Aydınlığa Mektuplar (1928-1937)

PAYLAŞ
SATIN AL YORUM YAZ
Kitap Akrabalıkları

Aydınlığa Mektuplar, Cumhuriyet’in ilk yıllarında gazetelere gönderilen okur mektuplarından yapılmış bir seçki. Birbiri ardına devrimlerin gerçekleştiği, eski yaşam biçimlerinin kurumlarıyla birlikte geride bırakılıp yenilerinin oluşturulduğu bir dönemin eğilimlerini, sorunlarını ve hatta bizim dönemimizle benzerliklerini halkın kaleminden yansıtan mektuplar, 1928-1937 yılları arasında yayımlanmış binlerce gazeteyi tarayan Güney Dinç’in titiz çalışması sonucunda bu kitapta bir araya getirildi.
Altı ana başlık altında halkın, dönüşüm ve değişim dönemine, kadın erkek ilişkilerine, çalışma yaşamına, hukuki süreçlere ve kent yaşamına dair sorunlarını ve düşüncelerini yansıtan, eğlenceli, şaşırtıcı ve düşündürücü bir seçki sunuyoruz sizlere.

Sunu


Her sabah elinize aldığınız gazetenin “Okuyucu Mektupları” bölümünü aradığınız oluyor mu? Pek sanmıyorum. Önce birinci sayfadaki büyük başlıkları, ardından ilginizi çeken haberleri okuyorsunuz. Spor sayfasına şöyle bir göz attıktan sonra, “Bakalım bugün hangi soruna değinmiş” diye sevdiğiniz köşe yazarının açtığı söyleşiye katılıyorsunuz. Günümüzde kimi gazeteler pazaryeri gibi. Çok uğraşırsanız belki okunacak daha başka şeyler de bulabilirsiniz. Oysa sizin süreniz tükenmiş olmalı. Gazeteyi katlayıp koşar adım işe, okula veya başka bir yere gidiyorsunuz. Gün boyu ertelediğiniz okuma isteği akşam eve döndüğünüzde, yorgunluktan uzandığınız televizyonun karşısında uçup gidiyor. Yarın yeni bir gün başlayacak. Yeni sorunlar, yeni savaşlar, yeni zamlar… Dünkü gazeteyi alışkanlıkla çöp kovasının dibine seriyorsunuz. Okumak dinginlerin işi. Bulmaca çözmeye bile vakit bulamayan kişi, okuyucu mektuplarıyla nasıl ilgilensin? Kaldı ki, artık okurlar da çok az yer bulabiliyorlar kendilerine gazetelerde.
Dünya, ünlülerin dünyası. Tarih Baba, hele bir kez kişinin yakasına yapışmasın. O artık hiç unutulmuyor. Çoğumuz dedelerimizin adını bilemiyoruz ama, acımasız savaşçıların, devlet yıkıp devlet kuran politikacıların, yeryüzünü aydınlatan bilgelerin yaşam öykülerini bir solukta anlatabiliyoruz. Çağlarına damgasını vuran önderler, iz bırakan sanatçılar, yüzyıllar sonra da anımsanıyor; kitapları okunuyor, oyunları izleniyor, yontuları sergileniyor. İnsanlığın değişen ve değişmeyen yargılarını, onların ürünlerine bakarak değerlendiriyoruz.

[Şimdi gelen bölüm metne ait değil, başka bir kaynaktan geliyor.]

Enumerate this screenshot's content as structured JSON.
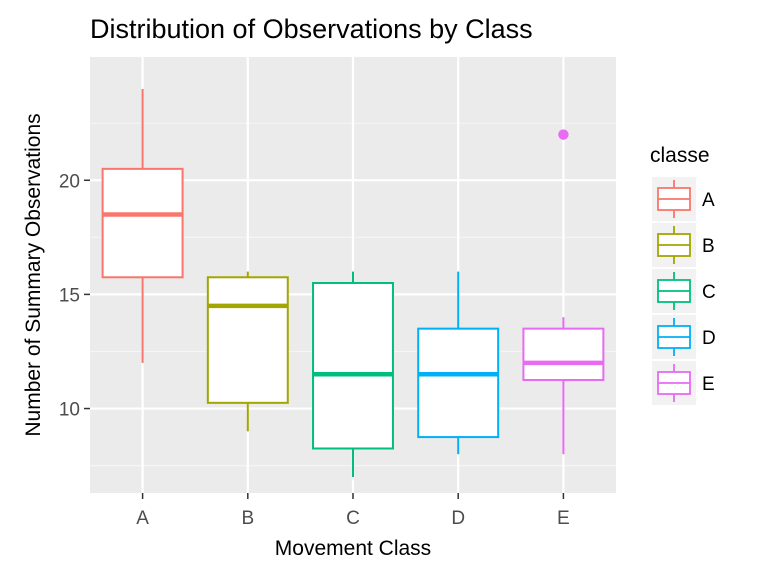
{
  "chart_data": {
    "type": "box",
    "title": "Distribution of Observations by Class",
    "xlabel": "Movement Class",
    "ylabel": "Number of Summary Observations",
    "categories": [
      "A",
      "B",
      "C",
      "D",
      "E"
    ],
    "ylim": [
      6.3,
      25.4
    ],
    "yticks": [
      10,
      15,
      20
    ],
    "grid": true,
    "legend": {
      "title": "classe",
      "position": "right"
    },
    "colors": [
      "#F8766D",
      "#A3A500",
      "#00BF7D",
      "#00B0F6",
      "#E76BF3"
    ],
    "boxes": [
      {
        "name": "A",
        "min": 12,
        "q1": 15.75,
        "median": 18.5,
        "q3": 20.5,
        "max": 24,
        "outliers": []
      },
      {
        "name": "B",
        "min": 9,
        "q1": 10.25,
        "median": 14.5,
        "q3": 15.75,
        "max": 16,
        "outliers": []
      },
      {
        "name": "C",
        "min": 7,
        "q1": 8.25,
        "median": 11.5,
        "q3": 15.5,
        "max": 16,
        "outliers": []
      },
      {
        "name": "D",
        "min": 8,
        "q1": 8.75,
        "median": 11.5,
        "q3": 13.5,
        "max": 16,
        "outliers": []
      },
      {
        "name": "E",
        "min": 8,
        "q1": 11.25,
        "median": 12,
        "q3": 13.5,
        "max": 14,
        "outliers": [
          22
        ]
      }
    ]
  }
}
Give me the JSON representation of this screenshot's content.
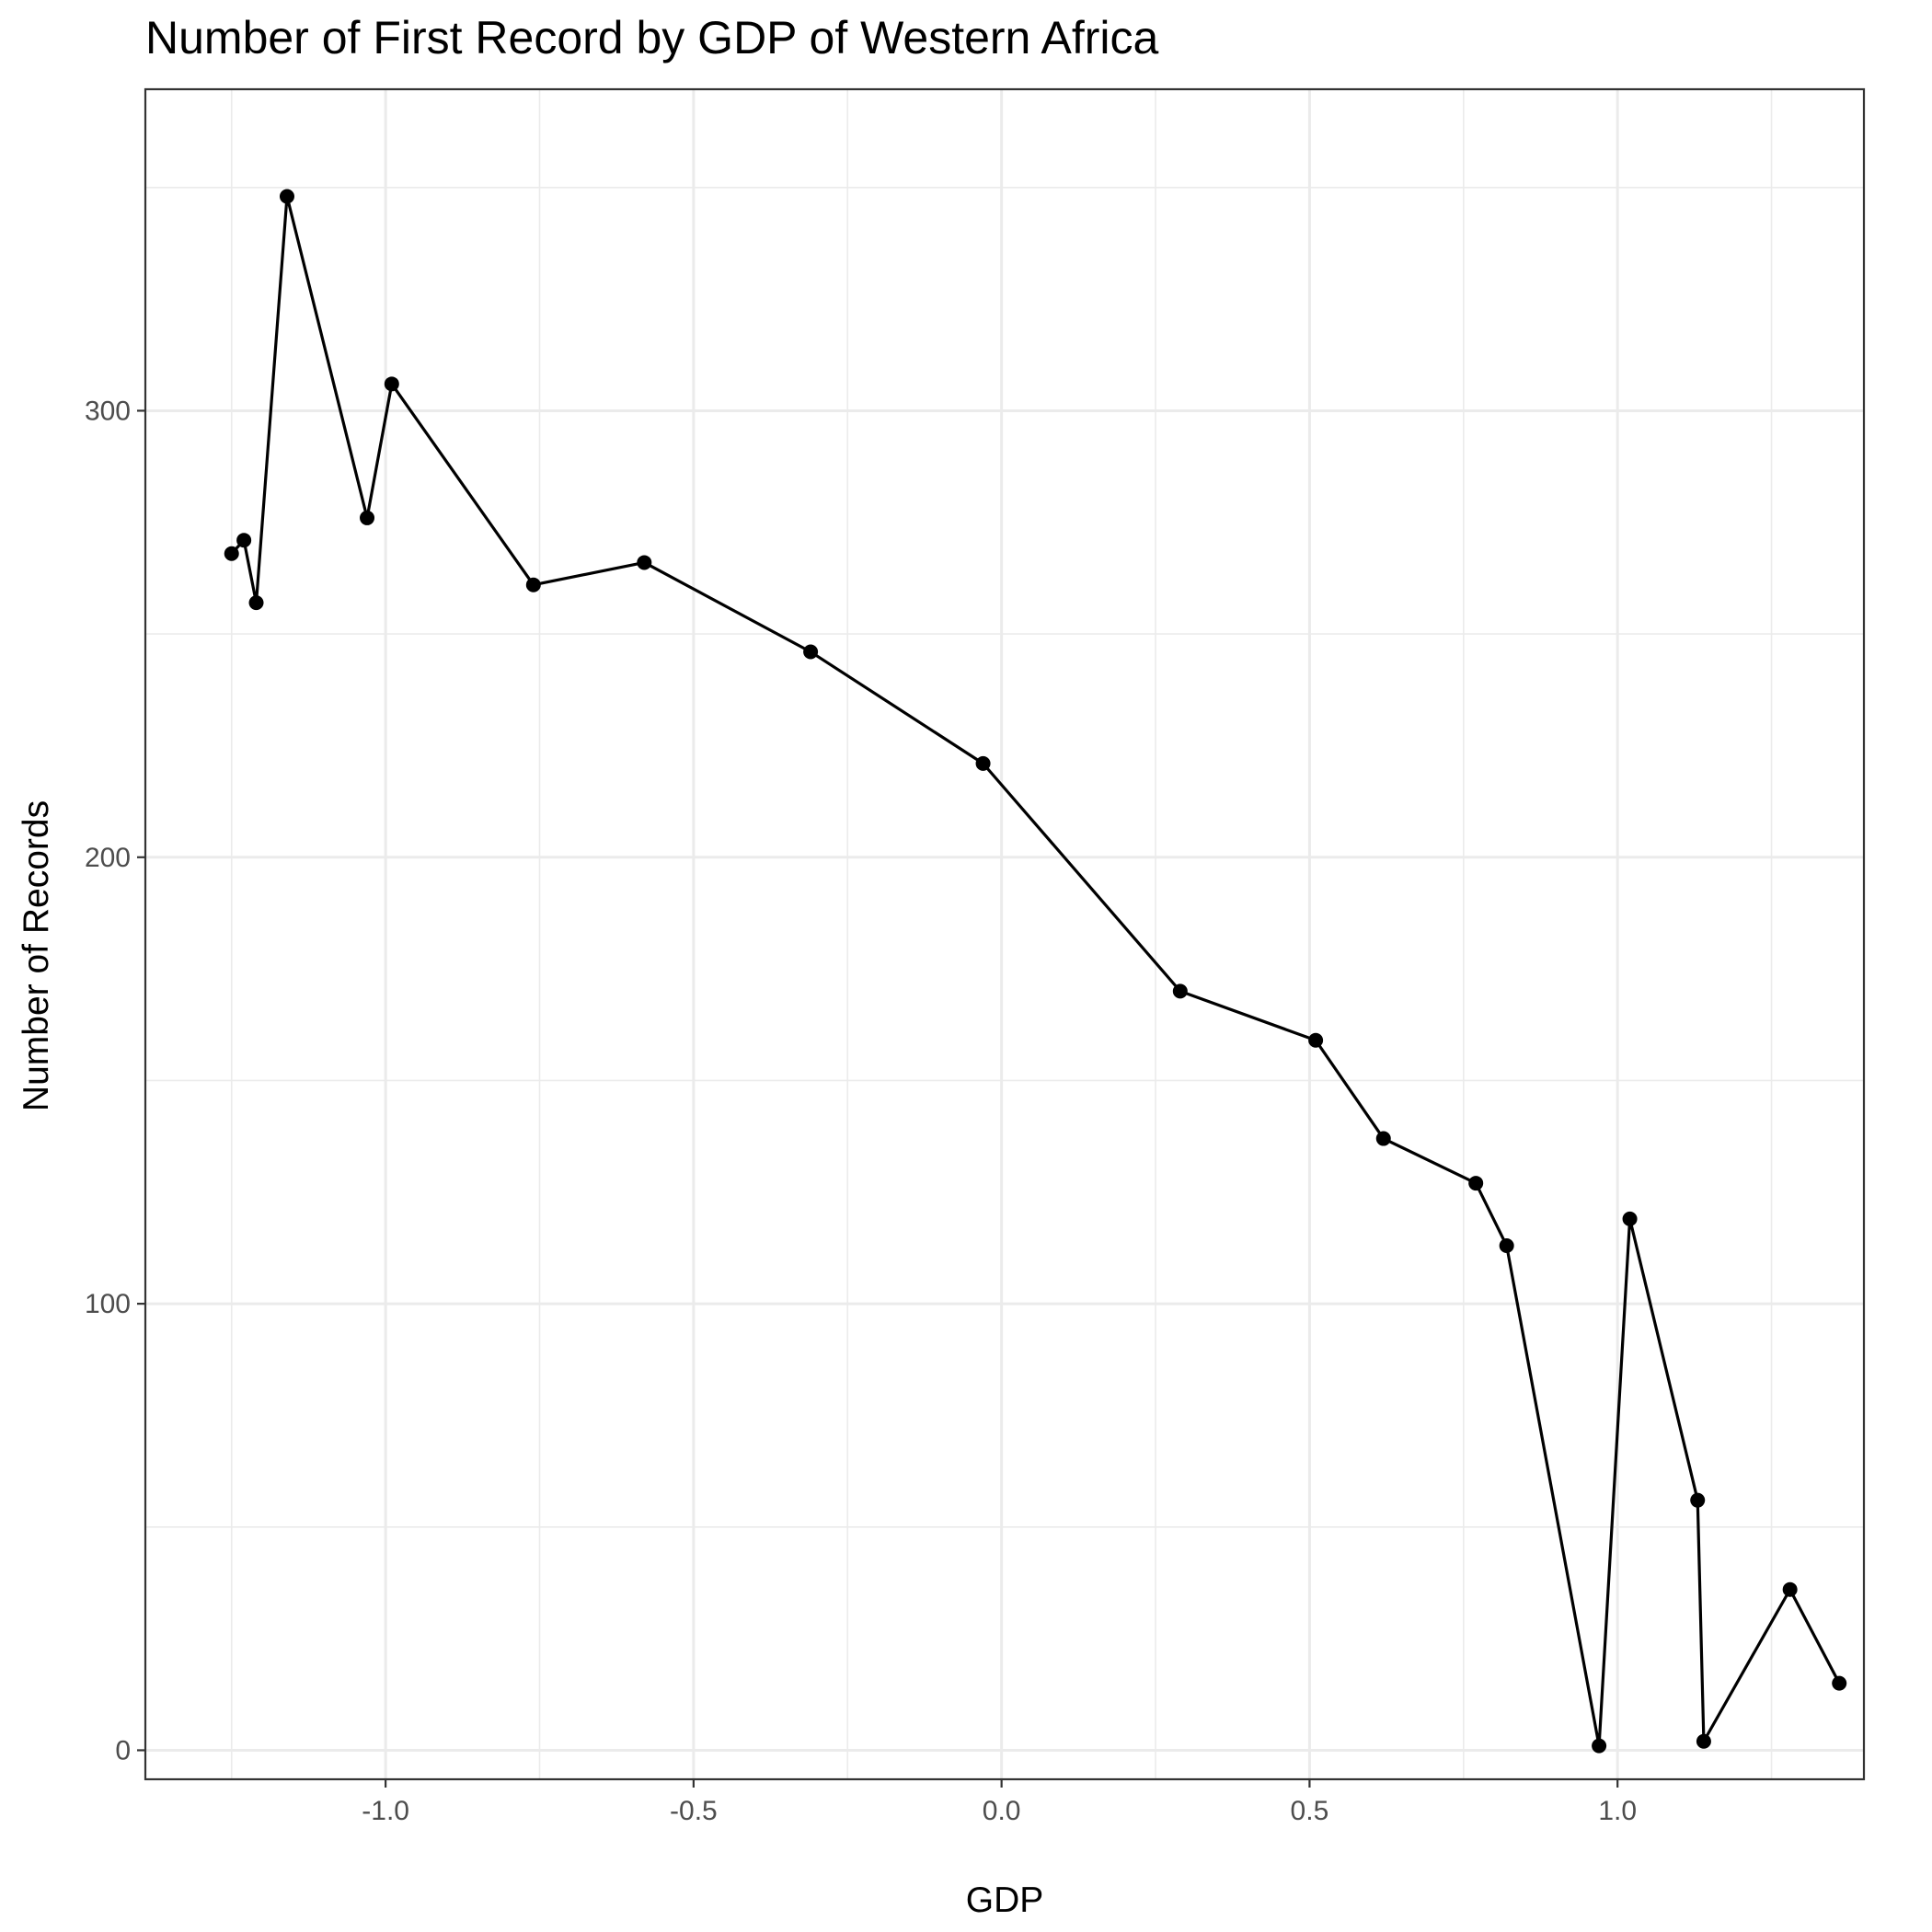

Bir de anımsanmayanlar var. Gösterişsiz, ünsüz, yalın. Okulda, karakolda dayak yiyen, otobüste birbirinin ayağına basan, emekli aylığını alabilmek için banka kapılarında sabahlayan insanlar. Her sabah penceresinden izlerken gönençlendiği ıhlamurların hoyratça budanıp köklenmesine yüreği elvermeyen doğa tutkunu insanlar. Suç işlemedikçe, bir lokomotifin çelik tekerlekleri altında can vermedikçe, gazetelerde adları okunmuyor. Alanları doldurmak için toplandıkları törenlerde kürsüye tırmanıp söylev vermiyorlar. Çalışıyor, üretiyor, bir o kadar da düşünüyorlar. Yeşilin hiç tükenmediği aydınlık kentlerde onurlarıyla yaşamak istiyorlar. Milyonlarla gelip, milyonlarla gidiyorlar. Acılarıyla umutlarıyla, tepkileriyle arkalarında koskoca yaşamlar bırakıyorlar da, Tarih Baba böylelerinden hiç söz etmiyor.
Yeryüzü, gerçekte anımsanmayanların dünyası. Tarih Baba ’nın doygun belleğinde yer bulamamak kimsenin umurunda değil. Yaşam doludizgin koşuyor. Yanlışlıklar, haksızlıklar birbirini kovalıyor. Bunların karşısında susmak, insanın doğasına aykırı. Sorunları dost söyleşilerinde tartışmak, çözümsüzlükleri aşmaya yetmiyor. Toplumsallaşmak gerekiyor. İşte o zaman sokakları dolduran çok sesli kalabalıkların örtemediği acı gerçek su yüzüne çıkıyor. Çağdaş insanın önlenemeyen yalnızlığı…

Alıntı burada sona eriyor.